How Google Reflected the TV Shows We Loved in 2020

Last year was a great year for TV. Some cracking shows were released, and because we spent so much time indoors, our viewing of those shows shot up by an incredible 63% compared to 2019. The shows that caused the most buzz also managed to cause a huge increase in interest in a variety of previously flatlined games, fashion items, and people. Google has released some fascinating stats about what was searched, and those figures reveal just how much the shows that we watched and enjoyed affected the rest of our lives. Here are the areas where interest surged, all because of the TV shows that we binge-watched and consumed during a year that was quite unlike any other.

The Fashion Industry

Did you buy a bucket hat in 2020? Or a turtleneck? If so, you aren’t alone. Two shows caused dramatic shifts in fashion e-commerce: The Crown and Emily in Paris. The popularity of the TV show The Crown has certainly led to some controversy, but it also led more people than ever to start Googling very specific items of clothing. As season four of the hit show landed, the website Betway highlights that the following Google searches shot up:

  • Blue Suit: A 1000% increase in searches
  • Bow Collar: A 2,900% increase in searches
  • Turtleneck: A 7,000% increase in searches

It wasn’t just The Crown though. The hugely popular romantic comedy Emily in Paris, with its obvious attention to detail from the costuming department, also saw a release that coincided with some unique fashion trends, including:

  • Beret: A 41% increase in searches
  • Jelly Snapshot: A 92% increase in searches
  • Bucket Hat: A 342% increase in searches

Whether you loved Emily or think the royal family doesn’t deserve the attention, the data speaks for itself. People loved these shows, and their wardrobes in 2021 look very different as a result.

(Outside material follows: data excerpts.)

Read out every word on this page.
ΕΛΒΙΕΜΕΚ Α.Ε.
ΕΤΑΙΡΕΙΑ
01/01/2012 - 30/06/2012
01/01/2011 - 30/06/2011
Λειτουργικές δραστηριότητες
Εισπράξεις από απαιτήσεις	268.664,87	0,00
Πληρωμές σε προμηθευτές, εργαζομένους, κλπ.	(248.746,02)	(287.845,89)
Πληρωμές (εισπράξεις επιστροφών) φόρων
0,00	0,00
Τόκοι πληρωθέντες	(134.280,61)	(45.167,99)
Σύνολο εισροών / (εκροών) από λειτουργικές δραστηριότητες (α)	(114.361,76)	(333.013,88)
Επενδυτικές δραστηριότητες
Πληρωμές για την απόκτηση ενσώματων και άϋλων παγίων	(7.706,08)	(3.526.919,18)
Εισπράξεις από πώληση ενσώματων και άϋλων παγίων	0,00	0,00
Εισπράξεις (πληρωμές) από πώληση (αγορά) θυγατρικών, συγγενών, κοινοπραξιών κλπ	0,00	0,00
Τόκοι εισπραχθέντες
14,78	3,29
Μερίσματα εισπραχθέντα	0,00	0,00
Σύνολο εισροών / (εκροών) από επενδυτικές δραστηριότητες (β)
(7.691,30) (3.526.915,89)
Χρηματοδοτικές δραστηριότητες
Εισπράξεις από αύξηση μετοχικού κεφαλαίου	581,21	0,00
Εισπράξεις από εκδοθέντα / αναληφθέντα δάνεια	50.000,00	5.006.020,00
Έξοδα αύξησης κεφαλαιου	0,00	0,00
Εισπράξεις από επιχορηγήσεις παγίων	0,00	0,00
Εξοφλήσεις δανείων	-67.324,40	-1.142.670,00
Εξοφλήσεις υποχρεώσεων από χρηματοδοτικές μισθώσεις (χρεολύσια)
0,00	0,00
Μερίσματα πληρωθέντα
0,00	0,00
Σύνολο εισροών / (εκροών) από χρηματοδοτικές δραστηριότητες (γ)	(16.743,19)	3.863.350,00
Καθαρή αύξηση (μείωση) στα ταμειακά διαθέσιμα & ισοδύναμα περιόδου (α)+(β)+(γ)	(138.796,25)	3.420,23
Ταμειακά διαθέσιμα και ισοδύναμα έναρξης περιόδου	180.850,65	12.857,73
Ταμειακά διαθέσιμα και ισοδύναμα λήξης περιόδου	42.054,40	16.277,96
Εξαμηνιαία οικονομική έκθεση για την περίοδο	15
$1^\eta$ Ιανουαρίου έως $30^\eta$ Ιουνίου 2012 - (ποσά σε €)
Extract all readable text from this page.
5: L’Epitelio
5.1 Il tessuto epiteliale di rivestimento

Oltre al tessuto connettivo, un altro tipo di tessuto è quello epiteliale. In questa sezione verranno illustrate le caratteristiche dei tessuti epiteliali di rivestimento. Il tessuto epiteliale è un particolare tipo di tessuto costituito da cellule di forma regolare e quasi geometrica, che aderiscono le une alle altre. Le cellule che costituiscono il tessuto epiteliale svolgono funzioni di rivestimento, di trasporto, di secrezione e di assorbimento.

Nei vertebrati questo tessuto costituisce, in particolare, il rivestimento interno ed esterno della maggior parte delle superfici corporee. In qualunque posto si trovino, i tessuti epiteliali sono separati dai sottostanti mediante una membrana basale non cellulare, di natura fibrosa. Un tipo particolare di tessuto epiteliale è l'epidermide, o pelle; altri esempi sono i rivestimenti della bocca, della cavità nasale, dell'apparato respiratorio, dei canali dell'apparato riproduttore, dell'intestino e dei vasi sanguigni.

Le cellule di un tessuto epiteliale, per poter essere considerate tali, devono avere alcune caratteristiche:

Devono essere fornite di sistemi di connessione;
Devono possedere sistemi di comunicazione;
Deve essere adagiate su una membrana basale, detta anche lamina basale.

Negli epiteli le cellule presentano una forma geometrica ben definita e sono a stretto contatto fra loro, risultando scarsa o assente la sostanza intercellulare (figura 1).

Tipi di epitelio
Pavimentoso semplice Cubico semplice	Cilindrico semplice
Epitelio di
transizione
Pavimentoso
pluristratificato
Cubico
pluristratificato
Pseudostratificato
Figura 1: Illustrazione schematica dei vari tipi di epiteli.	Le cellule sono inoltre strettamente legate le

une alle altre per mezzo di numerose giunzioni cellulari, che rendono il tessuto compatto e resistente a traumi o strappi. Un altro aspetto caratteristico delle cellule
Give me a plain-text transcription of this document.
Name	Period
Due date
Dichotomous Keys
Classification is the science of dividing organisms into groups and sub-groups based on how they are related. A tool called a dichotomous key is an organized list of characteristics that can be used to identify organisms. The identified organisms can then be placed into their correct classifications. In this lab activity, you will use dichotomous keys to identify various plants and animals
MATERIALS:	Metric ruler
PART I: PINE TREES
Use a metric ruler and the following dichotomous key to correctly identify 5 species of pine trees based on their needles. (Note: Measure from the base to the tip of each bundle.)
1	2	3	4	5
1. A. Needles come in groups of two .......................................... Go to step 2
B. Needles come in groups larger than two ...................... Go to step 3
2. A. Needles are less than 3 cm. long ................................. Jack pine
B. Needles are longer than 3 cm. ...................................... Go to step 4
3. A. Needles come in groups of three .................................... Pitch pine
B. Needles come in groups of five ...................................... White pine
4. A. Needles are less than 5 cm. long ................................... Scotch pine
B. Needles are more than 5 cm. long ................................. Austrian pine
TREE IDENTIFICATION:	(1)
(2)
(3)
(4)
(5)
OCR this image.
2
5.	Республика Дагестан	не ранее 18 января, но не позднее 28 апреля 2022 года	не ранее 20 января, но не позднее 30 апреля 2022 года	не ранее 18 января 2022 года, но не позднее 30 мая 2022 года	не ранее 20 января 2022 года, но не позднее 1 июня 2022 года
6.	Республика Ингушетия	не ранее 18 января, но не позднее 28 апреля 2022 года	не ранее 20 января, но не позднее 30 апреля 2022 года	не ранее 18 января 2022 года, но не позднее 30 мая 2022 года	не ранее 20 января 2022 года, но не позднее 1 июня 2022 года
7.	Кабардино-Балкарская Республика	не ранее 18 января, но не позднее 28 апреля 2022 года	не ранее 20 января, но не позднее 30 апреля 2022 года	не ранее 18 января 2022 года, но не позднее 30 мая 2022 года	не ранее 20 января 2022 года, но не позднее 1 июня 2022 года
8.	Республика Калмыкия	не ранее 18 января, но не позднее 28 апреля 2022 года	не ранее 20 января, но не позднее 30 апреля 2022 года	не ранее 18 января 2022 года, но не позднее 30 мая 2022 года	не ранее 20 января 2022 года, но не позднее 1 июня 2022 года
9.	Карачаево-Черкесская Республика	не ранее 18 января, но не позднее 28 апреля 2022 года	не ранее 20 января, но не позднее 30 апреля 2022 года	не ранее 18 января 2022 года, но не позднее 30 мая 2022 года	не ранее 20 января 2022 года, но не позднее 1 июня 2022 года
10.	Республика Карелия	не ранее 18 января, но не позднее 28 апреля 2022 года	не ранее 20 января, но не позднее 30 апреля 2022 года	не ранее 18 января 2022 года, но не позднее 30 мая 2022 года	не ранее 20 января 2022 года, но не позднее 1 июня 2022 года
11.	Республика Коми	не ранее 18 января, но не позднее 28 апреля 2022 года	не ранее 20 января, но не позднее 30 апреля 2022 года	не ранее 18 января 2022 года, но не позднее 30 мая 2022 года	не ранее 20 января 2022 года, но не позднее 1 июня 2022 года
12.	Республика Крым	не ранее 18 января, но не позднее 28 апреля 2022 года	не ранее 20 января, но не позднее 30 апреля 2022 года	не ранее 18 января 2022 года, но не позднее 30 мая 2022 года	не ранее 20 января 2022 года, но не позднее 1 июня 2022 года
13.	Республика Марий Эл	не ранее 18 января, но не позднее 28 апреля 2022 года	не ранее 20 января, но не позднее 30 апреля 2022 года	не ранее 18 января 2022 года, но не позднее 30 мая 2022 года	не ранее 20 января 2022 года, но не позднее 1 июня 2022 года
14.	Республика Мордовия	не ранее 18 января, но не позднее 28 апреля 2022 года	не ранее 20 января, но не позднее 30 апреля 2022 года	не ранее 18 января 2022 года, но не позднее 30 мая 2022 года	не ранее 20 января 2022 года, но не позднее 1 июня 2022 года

The surprise hit of 2020 was The Queen’s Gambit. Turning the game of chess into a lush, sensual, and almost decadent experience, the story of Beth Harmon, played exquisitely by Anya Taylor-Joy, was a massive success. It became the most popular show in the history of Netflix, with 62 million households streaming the mini-series in just 28 days. It also saw an incredible surge of interest in the classic board game, and the word chess was searched 88% times more than it was before the show was released. Other search terms rocketed too:

  • Chess moves: A 150% increase
  • Queen’s Gambit: A 250% increase
  • Sicilian defense: A 300% increase

And that’s not all. The book that the series is based on went from relatively unknown to a bestseller in mere weeks, and the website chess.com had a 500% increase in the number of people playing the game on their site. Even sales of chess sets went up, with some companies reporting a 1000% increase in sales.

From the clothes that we wear to the games that we play, pop culture affects us a lot more than we might like to admit.